First obtain a random sample of size \(r_1\) and estimate the model parameters. Using the estimated parameters sampling probabilities are evaluated for local case control.
Through the estimated sampling probabilities an optimal sample of size \(r_2 \ge r_1\) is obtained. Finally, the optimal sample is used and the model parameters are estimated.
NOTE : If input parameters are not in given domain conditions necessary error messages will be provided to go further.
If \(r_2 \ge r_1\) is not satisfied then an error message will be produced.
If the big data \(X,Y\) has any missing values then an error message will be produced.
The big data size \(N\) is compared with the sizes of \(X,Y\) and if they are not aligned an error message will be produced.
References
Fithian W, Hastie T (2015). “Local case-control sampling: Efficient subsampling in imbalanced data sets.” Quality control and applied statistics, 60(3), 187--190.
Examples
Dist<-"Normal"; Dist_Par<-list(Mean=0,Variance=1)
No_Of_Var<-2; Beta<-c(-1,2,1); N<-10000; Family<-"logistic"

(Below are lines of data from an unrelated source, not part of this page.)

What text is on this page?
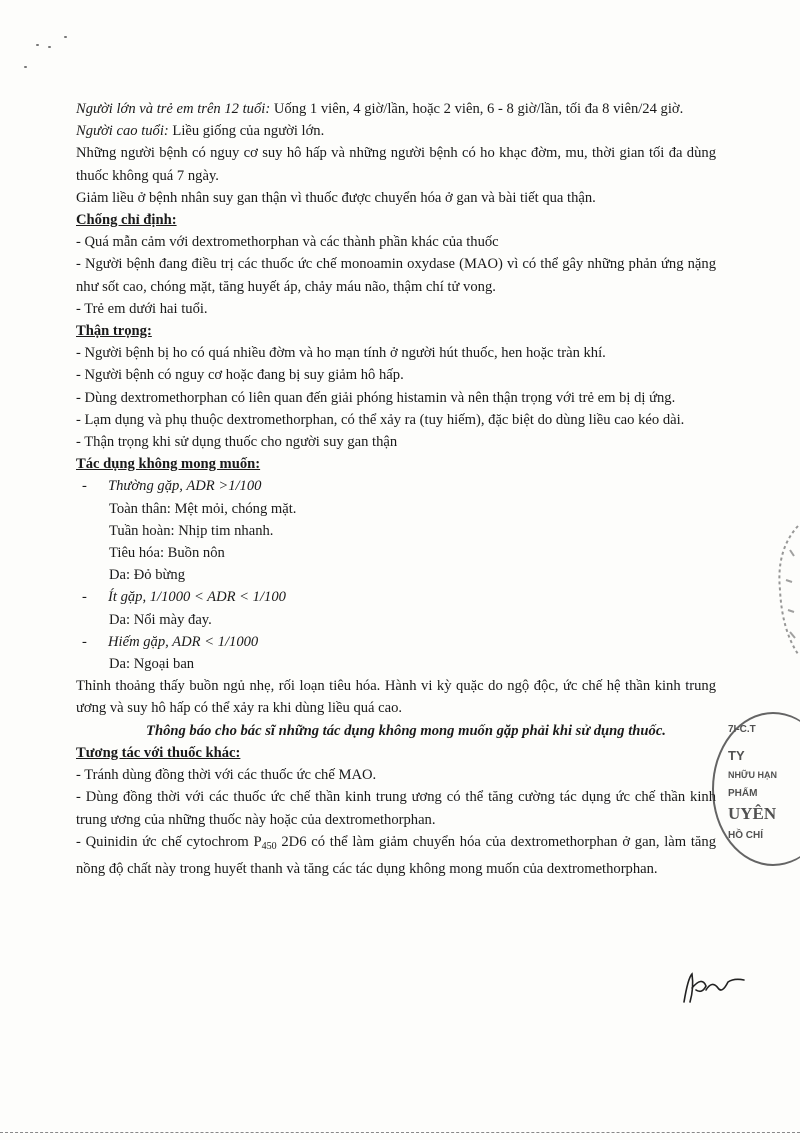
Người lớn và trẻ em trên 12 tuổi: Uống 1 viên, 4 giờ/lần, hoặc 2 viên, 6 - 8 giờ/lần, tối đa 8 viên/24 giờ.

Người cao tuổi: Liều giống của người lớn.

Những người bệnh có nguy cơ suy hô hấp và những người bệnh có ho khạc đờm, mu, thời gian tối đa dùng thuốc không quá 7 ngày.

Giảm liều ở bệnh nhân suy gan thận vì thuốc được chuyển hóa ở gan và bài tiết qua thận.

Chống chỉ định:

- Quá mẫn cảm với dextromethorphan và các thành phần khác của thuốc

- Người bệnh đang điều trị các thuốc ức chế monoamin oxydase (MAO) vì có thể gây những phản ứng nặng như sốt cao, chóng mặt, tăng huyết áp, chảy máu não, thậm chí tử vong.

- Trẻ em dưới hai tuổi.

Thận trọng:

- Người bệnh bị ho có quá nhiều đờm và ho mạn tính ở người hút thuốc, hen hoặc tràn khí.

- Người bệnh có nguy cơ hoặc đang bị suy giảm hô hấp.

- Dùng dextromethorphan có liên quan đến giải phóng histamin và nên thận trọng với trẻ em bị dị ứng.

- Lạm dụng và phụ thuộc dextromethorphan, có thể xảy ra (tuy hiếm), đặc biệt do dùng liều cao kéo dài.

- Thận trọng khi sử dụng thuốc cho người suy gan thận

Tác dụng không mong muốn:

- Thường gặp, ADR >1/100

Toàn thân: Mệt mỏi, chóng mặt.

Tuần hoàn: Nhịp tim nhanh.

Tiêu hóa: Buồn nôn

Da: Đỏ bừng

- Ít gặp, 1/1000 < ADR < 1/100

Da: Nổi mày đay.

- Hiếm gặp, ADR < 1/1000

Da: Ngoại ban

Thỉnh thoảng thấy buồn ngủ nhẹ, rối loạn tiêu hóa. Hành vi kỳ quặc do ngộ độc, ức chế hệ thần kinh trung ương và suy hô hấp có thể xảy ra khi dùng liều quá cao.

Thông báo cho bác sĩ những tác dụng không mong muốn gặp phải khi sử dụng thuốc.

Tương tác với thuốc khác:

- Tránh dùng đồng thời với các thuốc ức chế MAO.

- Dùng đồng thời với các thuốc ức chế thần kinh trung ương có thể tăng cường tác dụng ức chế thần kinh trung ương của những thuốc này hoặc của dextromethorphan.

- Quinidin ức chế cytochrom $P_{450}$ 2D6 có thể làm giảm chuyển hóa của dextromethorphan ở gan, làm tăng nồng độ chất này trong huyết thanh và tăng các tác dụng không mong muốn của dextromethorphan.

7I-C.T
TY
NHỮU HẠN
PHẨM
UYÊN
HỒ CHÍ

Full_Data<-GenGLMdata(Dist,Dist_Par,No_Of_Var,Beta,N,Family)
r1<-300; r2<-rep(100*c(6,9,12),50); Original_Data<-Full_Data$Complete_Data;
LCCsampling(r1 = r1, r2 = r2, Y = as.matrix(Original_Data[,1]),
X = as.matrix(Original_Data[,-1]),
N = nrow(Original_Data))->Results
#> Step 1 of the algorithm completed.
#> Step 2 of the algorithm completed.
plot_Beta(Results)
#> Picking joint bandwidth of 0.0298
#> Picking joint bandwidth of 0.0358
#> Picking joint bandwidth of 0.0338